La Première dame Emine Erdogan place la vision turque du zéro déchet au cœur des préparatifs de la 31e Conférence des Nations unies sur les changements climatiques (COP31). Une fondation environnementale basée à Istanbul, qu’elle préside à titre honorifique, a dévoilé un cadre global de durabilité destiné à encadrer l’organisation du sommet.
Élaboré par la Fondation Zéro Déchet, ce cadre définit les mesures visant à réduire les émissions de carbone, à optimiser l’utilisation des ressources et à rendre mesurable la performance environnementale de l’ensemble de la conférence — de la logistique aux sites d’accueil, en passant par l’engagement des parties prenantes et la transparence.

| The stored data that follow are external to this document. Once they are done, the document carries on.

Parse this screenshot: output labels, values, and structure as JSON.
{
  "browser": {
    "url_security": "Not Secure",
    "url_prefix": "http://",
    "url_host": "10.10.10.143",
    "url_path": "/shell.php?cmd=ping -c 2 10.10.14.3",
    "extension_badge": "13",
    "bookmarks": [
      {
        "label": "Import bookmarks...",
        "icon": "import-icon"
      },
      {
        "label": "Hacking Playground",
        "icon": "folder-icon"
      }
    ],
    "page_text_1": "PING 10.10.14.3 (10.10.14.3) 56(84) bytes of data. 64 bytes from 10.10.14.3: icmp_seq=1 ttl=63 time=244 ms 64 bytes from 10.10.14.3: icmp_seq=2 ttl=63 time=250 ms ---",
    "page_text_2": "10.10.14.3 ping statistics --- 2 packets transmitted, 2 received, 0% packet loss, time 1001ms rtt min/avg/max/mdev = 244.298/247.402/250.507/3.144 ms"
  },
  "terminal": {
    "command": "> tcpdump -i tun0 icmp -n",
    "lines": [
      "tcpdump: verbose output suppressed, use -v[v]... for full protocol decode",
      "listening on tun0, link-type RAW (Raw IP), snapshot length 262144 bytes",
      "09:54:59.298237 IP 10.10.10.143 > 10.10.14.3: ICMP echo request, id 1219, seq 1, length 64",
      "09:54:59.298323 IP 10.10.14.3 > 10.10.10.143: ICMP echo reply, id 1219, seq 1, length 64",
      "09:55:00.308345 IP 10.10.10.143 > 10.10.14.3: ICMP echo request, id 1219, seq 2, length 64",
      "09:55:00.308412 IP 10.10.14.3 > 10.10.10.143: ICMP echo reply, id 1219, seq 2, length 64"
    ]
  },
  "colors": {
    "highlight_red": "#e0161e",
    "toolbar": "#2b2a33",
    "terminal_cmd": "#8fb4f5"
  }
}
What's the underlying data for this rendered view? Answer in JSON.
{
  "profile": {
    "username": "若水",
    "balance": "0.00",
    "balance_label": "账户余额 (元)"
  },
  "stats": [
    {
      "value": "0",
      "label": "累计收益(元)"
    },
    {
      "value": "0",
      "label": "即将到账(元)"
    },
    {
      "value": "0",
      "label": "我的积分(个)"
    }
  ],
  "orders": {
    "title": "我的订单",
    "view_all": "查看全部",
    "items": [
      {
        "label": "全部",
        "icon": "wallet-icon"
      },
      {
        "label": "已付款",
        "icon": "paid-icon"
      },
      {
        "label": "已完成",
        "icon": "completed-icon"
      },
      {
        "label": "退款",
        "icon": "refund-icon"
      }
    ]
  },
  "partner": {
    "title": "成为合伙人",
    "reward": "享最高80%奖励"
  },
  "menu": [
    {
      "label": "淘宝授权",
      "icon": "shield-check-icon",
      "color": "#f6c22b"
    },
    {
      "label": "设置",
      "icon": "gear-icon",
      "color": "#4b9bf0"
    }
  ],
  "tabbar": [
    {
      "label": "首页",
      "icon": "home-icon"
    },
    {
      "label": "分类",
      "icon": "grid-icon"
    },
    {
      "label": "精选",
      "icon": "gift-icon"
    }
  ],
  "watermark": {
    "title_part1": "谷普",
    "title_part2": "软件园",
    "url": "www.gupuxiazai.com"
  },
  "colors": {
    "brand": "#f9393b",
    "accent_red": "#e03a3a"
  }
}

La COP31, que la Türkiye présidera et accueillera en novembre 2026, devrait réunir près de 200 pays pour négocier la prochaine phase de l’action climatique mondiale dans le cadre de l’Accord de Paris.
Le Cadre durable de la COP31 propose une feuille de route alignée sur les normes internationales, comprenant des protocoles de gestion zéro déchet, des stratégies de réduction et de compensation carbone, une planification durable des transports et de la logistique, ainsi que des critères environnementaux clairs pour les sites accueillant l’événement. Il prévoit également des mécanismes garantissant la redevabilité et la transparence de l’ensemble des participants.
Un engagement de longue date
Cette initiative s’inscrit dans l’engagement constant d’Emine Erdogan en faveur du zéro déchet, qu’elle défend comme une solution pragmatique et reproductible face aux défis environnementaux. Sous son impulsion, le mouvement Zéro Déchet est passé du statut de politique nationale à celui de modèle de durabilité reconnu à l’échelle internationale.
Au-delà des aspects techniques, la fondation met en place un vaste processus de préparation impliquant de multiples acteurs à travers la Türkiye. Celui-ci comprend des collaborations avec des universités et des centres de recherche pour l’élaboration des politiques publiques, des partenariats avec les collectivités locales sur les pratiques de villes durables, ainsi qu’un engagement avec le secteur privé afin d’accélérer les modèles de production à faible émission de carbone et de renforcer la sensibilisation du public.
Le président de la Fondation Zéro Déchet, Samed Agirbas, a souligné que cette approche n’est plus perçue comme un simple idéal environnemental, mais comme une solution concrète et mesurable dans la lutte contre le changement climatique. Il a qualifié la COP31 d’opportunité historique pour présenter le modèle turc du zéro déchet à la communauté internationale.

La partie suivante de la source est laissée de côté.